Поцелуй василиска | страница 62



— Вот, потрогайте! — наши пальцы коснулись. Генерал медленно сжал мою руку, погладил ладонь, будто лаская.

— Уди… вительно! — выдохнул он. — Вы удивительная!

Он замер, и я пожалела, что в этот момент не вижу выражение его глаз, но очень хорошо чувствовала эмоциональную бурю: неверие, смятение, восторг. Мне вдруг самой захотелось, чтобы проклятие пало, захотелось увидеть его глаза… не золотую дьявольскую бурю, не сияние смерти, нет. Человеческий взгляд, теплый и настоящий.

— Неужели свободен? — прошептал Дитер и принялся подниматься, опираясь на плечо Ганса. — Свободен!

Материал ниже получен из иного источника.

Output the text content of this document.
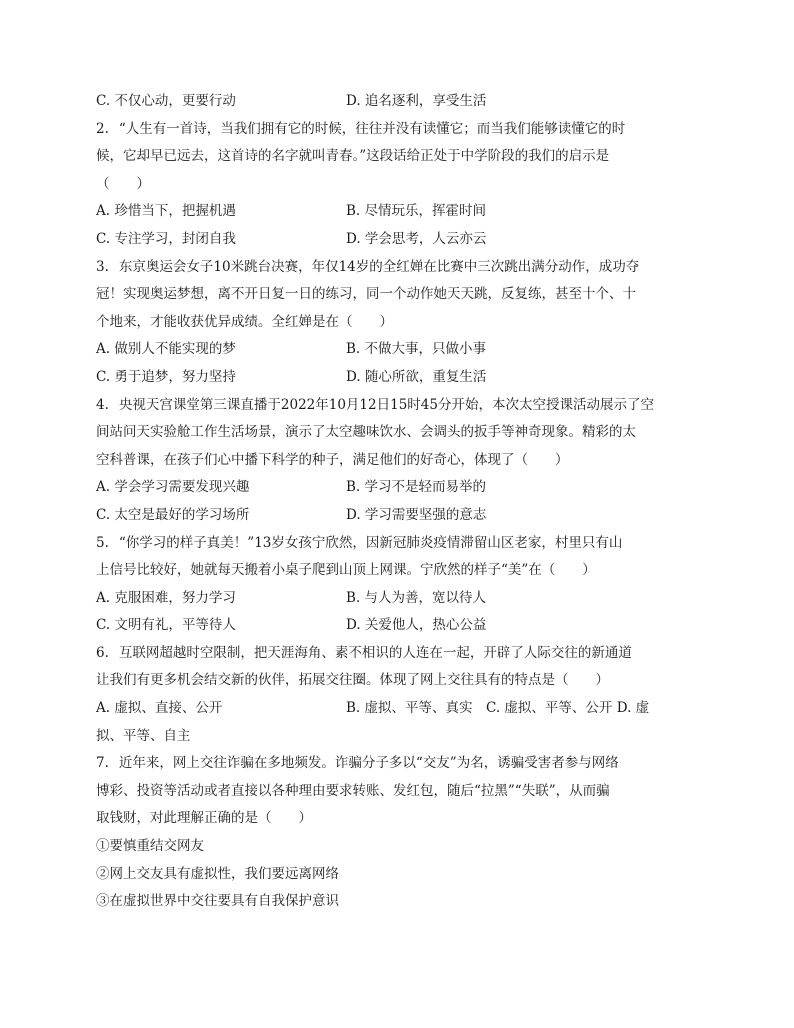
C. 不仅心动，更要行动	D. 追名逐利，享受生活
2. “人生有一首诗，当我们拥有它的时候，往往并没有读懂它；而当我们能够读懂它的时
候，它却早已远去，这首诗的名字就叫青春。”这段话给正处于中学阶段的我们的启示是
（　　）
A. 珍惜当下，把握机遇	B. 尽情玩乐，挥霍时间
C. 专注学习，封闭自我	D. 学会思考，人云亦云
3. 东京奥运会女子10米跳台决赛，年仅14岁的全红婵在比赛中三次跳出满分动作，成功夺
冠！实现奥运梦想，离不开日复一日的练习，同一个动作她天天跳，反复练，甚至十个、十
个地来，才能收获优异成绩。全红婵是在（　　）
A. 做别人不能实现的梦	B. 不做大事，只做小事
C. 勇于追梦，努力坚持	D. 随心所欲，重复生活
4. 央视天宫课堂第三课直播于2022年10月12日15时45分开始，本次太空授课活动展示了空
间站问天实验舱工作生活场景，演示了太空趣味饮水、会调头的扳手等神奇现象。精彩的太
空科普课，在孩子们心中播下科学的种子，满足他们的好奇心，体现了（　　）
A. 学会学习需要发现兴趣	B. 学习不是轻而易举的
C. 太空是最好的学习场所	D. 学习需要坚强的意志
5. “你学习的样子真美！”13岁女孩宁欣然，因新冠肺炎疫情滞留山区老家，村里只有山
上信号比较好，她就每天搬着小桌子爬到山顶上网课。宁欣然的样子“美”在（　　）
A. 克服困难，努力学习	B. 与人为善，宽以待人
C. 文明有礼，平等待人	D. 关爱他人，热心公益
6. 互联网超越时空限制，把天涯海角、素不相识的人连在一起，开辟了人际交往的新通道
让我们有更多机会结交新的伙伴，拓展交往圈。体现了网上交往具有的特点是（　　）
A. 虚拟、直接、公开	B. 虚拟、平等、真实　C. 虚拟、平等、公开 D. 虚
拟、平等、自主
7. 近年来，网上交往诈骗在多地频发。诈骗分子多以“交友”为名，诱骗受害者参与网络
博彩、投资等活动或者直接以各种理由要求转账、发红包，随后“拉黑”“失联”，从而骗
取钱财，对此理解正确的是（　　）
①要慎重结交网友
②网上交友具有虚拟性，我们要远离网络
③在虚拟世界中交往要具有自我保护意识
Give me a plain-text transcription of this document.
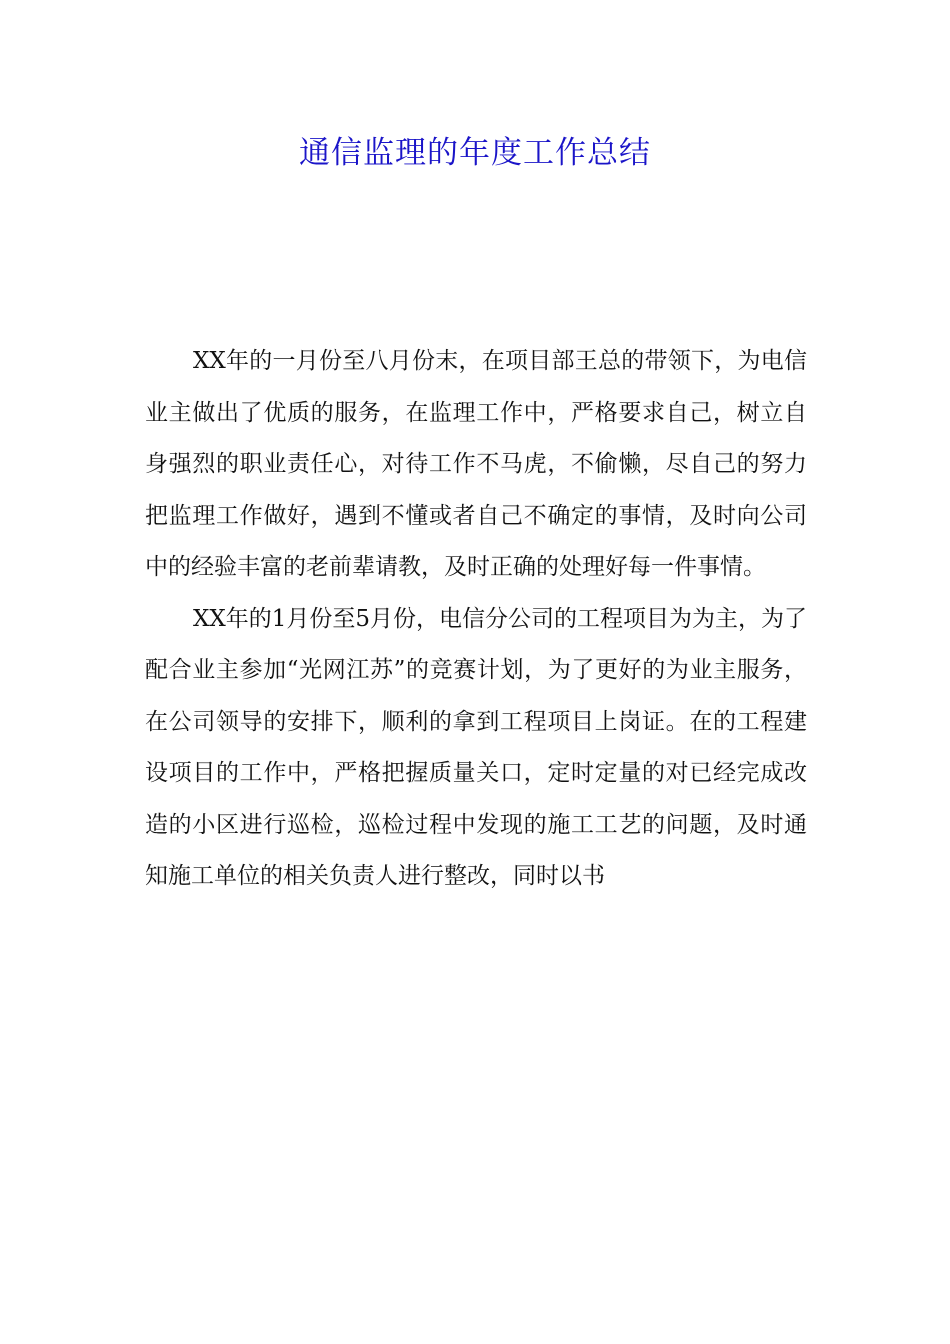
通信监理的年度工作总结

XX年的一月份至八月份末，在项目部王总的带领下，为电信业主做出了优质的服务，在监理工作中，严格要求自己，树立自身强烈的职业责任心，对待工作不马虎，不偷懒，尽自己的努力把监理工作做好，遇到不懂或者自己不确定的事情，及时向公司中的经验丰富的老前辈请教，及时正确的处理好每一件事情。

XX年的1月份至5月份，电信分公司的工程项目为为主，为了配合业主参加“光网江苏”的竞赛计划，为了更好的为业主服务，在公司领导的安排下，顺利的拿到工程项目上岗证。在的工程建设项目的工作中，严格把握质量关口，定时定量的对已经完成改造的小区进行巡检，巡检过程中发现的施工工艺的问题，及时通知施工单位的相关负责人进行整改，同时以书
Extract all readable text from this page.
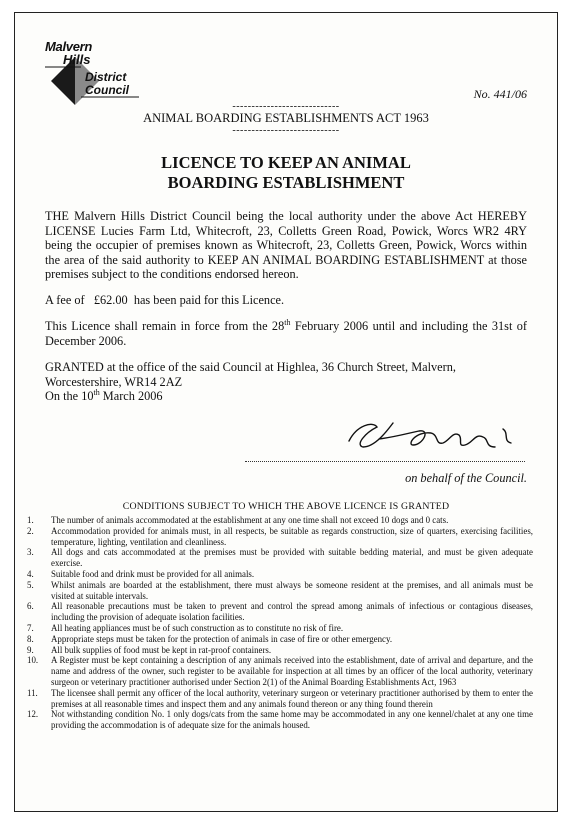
Malvern
Hills
District
Council	No. 441/06
----------------------------
ANIMAL BOARDING ESTABLISHMENTS ACT 1963
----------------------------
LICENCE TO KEEP AN ANIMAL
BOARDING ESTABLISHMENT
THE Malvern Hills District Council being the local authority under the above Act HEREBY LICENSE Lucies Farm Ltd, Whitecroft, 23, Colletts Green Road, Powick, Worcs WR2 4RY being the occupier of premises known as Whitecroft, 23, Colletts Green, Powick, Worcs within the area of the said authority to KEEP AN ANIMAL BOARDING ESTABLISHMENT at those premises subject to the conditions endorsed hereon.
A fee of £62.00 has been paid for this Licence.
This Licence shall remain in force from the 28th February 2006 until and including the 31st of December 2006.
GRANTED at the office of the said Council at Highlea, 36 Church Street, Malvern, Worcestershire, WR14 2AZ
On the 10th March 2006
on behalf of the Council.
CONDITIONS SUBJECT TO WHICH THE ABOVE LICENCE IS GRANTED
1.	The number of animals accommodated at the establishment at any one time shall not exceed 10 dogs and 0 cats.
2.	Accommodation provided for animals must, in all respects, be suitable as regards construction, size of quarters, exercising facilities, temperature, lighting, ventilation and cleanliness.
3.	All dogs and cats accommodated at the premises must be provided with suitable bedding material, and must be given adequate exercise.
4.	Suitable food and drink must be provided for all animals.
5.	Whilst animals are boarded at the establishment, there must always be someone resident at the premises, and all animals must be visited at suitable intervals.
6.	All reasonable precautions must be taken to prevent and control the spread among animals of infectious or contagious diseases, including the provision of adequate isolation facilities.
7.	All heating appliances must be of such construction as to constitute no risk of fire.
8.	Appropriate steps must be taken for the protection of animals in case of fire or other emergency.
9.	All bulk supplies of food must be kept in rat-proof containers.
10.	A Register must be kept containing a description of any animals received into the establishment, date of arrival and departure, and the name and address of the owner, such register to be available for inspection at all times by an officer of the local authority, veterinary surgeon or veterinary practitioner authorised under Section 2(1) of the Animal Boarding Establishments Act, 1963
11.	The licensee shall permit any officer of the local authority, veterinary surgeon or veterinary practitioner authorised by them to enter the premises at all reasonable times and inspect them and any animals found thereon or any thing found therein
12.	Not withstanding condition No. 1 only dogs/cats from the same home may be accommodated in any one kennel/chalet at any one time providing the accommodation is of adequate size for the animals housed.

Свободен!

Я впервые увидела, как генерал улыбается, немного растерянно, словно боясь спугнуть свалившееся на него счастье.

— Осторожно, Ваше Сиятельство! — предупреждающе шепнул Ганс. — Это нужно проверить.

— Да-да! — Дитер продолжил улыбаться во весь рот. — Да-да, надо проверить. Но я чувствую, как проясняется голова, как уходит боль… Мэрион! Вы моя спасительница! Вы… — тут он посерьезнел, сморщился и, приложив пальцы ко лбу, к налитой шишке, с ребяческим удивлением и обидой проговорил: — Вы ударили меня по голове.

— Простите, Ваше Сиятельство, — слегка улыбнулась я, — но вы наорали на меня и едва не превратили в камень. Надеюсь, теперь квиты?

— Ничего не случилось бы, не войди вы в комнату! — ворчливо заметил генерал и ладонями пригладил мокрые волосы. Он трезвел на глазах и постепенно превращался в того заносчивого индюка, каким я его увидела впервые.

— Осмелюсь доложить, Ваше Сиятельство, — перебил адъютант, продолжая поддерживать господина под локоть. — Но в запретную комнату фрау Мэрион попала не по своей воле. Ее втолкнул туда Игор.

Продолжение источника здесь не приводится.